So it gives you the wrong answer and then you keep telling it how to fix it unti...

killthebuddha · on Sept 14, 2024

Basically yes, but there's a very wide range of how explicit the feedback could be. Here's an example where I tell gpt-4 exactly what the rule is and it still fails:

https://chatgpt.com/share/66e514d3-ca0c-8011-8d1e-43234391a0...

and an example using gpt-4o:

https://chatgpt.com/share/66e515da-a848-8011-987f-71dab56446...

I'd share similar examples using claude-3.5-sonnet but I can't figure out how to do it from the claud.ai ui.

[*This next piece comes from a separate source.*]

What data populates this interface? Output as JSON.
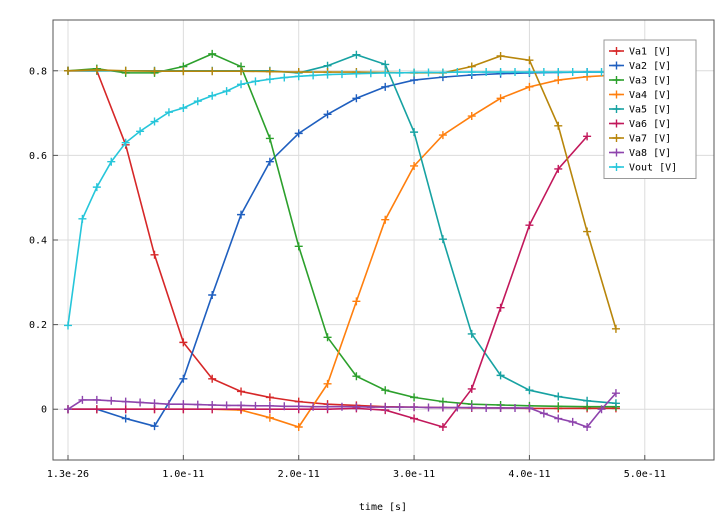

To be clear, my point is not at all that o1 is so incredibly smart. IMO the ARC-AGI puzzles show very clearly how dumb even the most advanced models are. My point is just that o1 does seem to be noticeably better at solving these problems than previous models.

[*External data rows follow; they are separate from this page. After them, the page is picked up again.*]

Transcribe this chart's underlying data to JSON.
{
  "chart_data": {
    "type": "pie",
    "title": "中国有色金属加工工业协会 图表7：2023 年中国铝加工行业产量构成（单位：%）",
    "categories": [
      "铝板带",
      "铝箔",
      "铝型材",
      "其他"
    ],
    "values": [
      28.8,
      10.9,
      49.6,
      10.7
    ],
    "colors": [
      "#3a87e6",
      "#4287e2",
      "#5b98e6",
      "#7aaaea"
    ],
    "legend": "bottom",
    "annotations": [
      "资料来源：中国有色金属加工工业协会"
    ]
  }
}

rahimnathwani · on Sept 14, 2024

The easiest way I know of to share Claude chats is by using this Chrome extension to create a GitHub gist:

https://chromewebstore.google.com/detail/claudesave/bmdnfhji...

It's not perfect, but works fine for chats that don't have tables.

usaar333 · on Sept 14, 2024

> where I tell gpt-4 exactly what the rule is and it still fails

It figured out the rule itself. It has problems applying the rule.

In this example btw, asking it to write a program will solve the problem.

seaal · on Sept 14, 2024

All examples are 404'd for me.

killthebuddha · on Sept 14, 2024

Hmm. My first thought was that I shared non-public links, but I double-checked I can access them from another machine.

stingraycharles · on Sept 14, 2024

FYI They load fine for me.

seaal · on Sept 15, 2024

Yeah seems to just be an issue with my Firefox configuration -- works fine on Edge.

Zr01 · on Sept 14, 2024

The pages fail to load on old web browsers.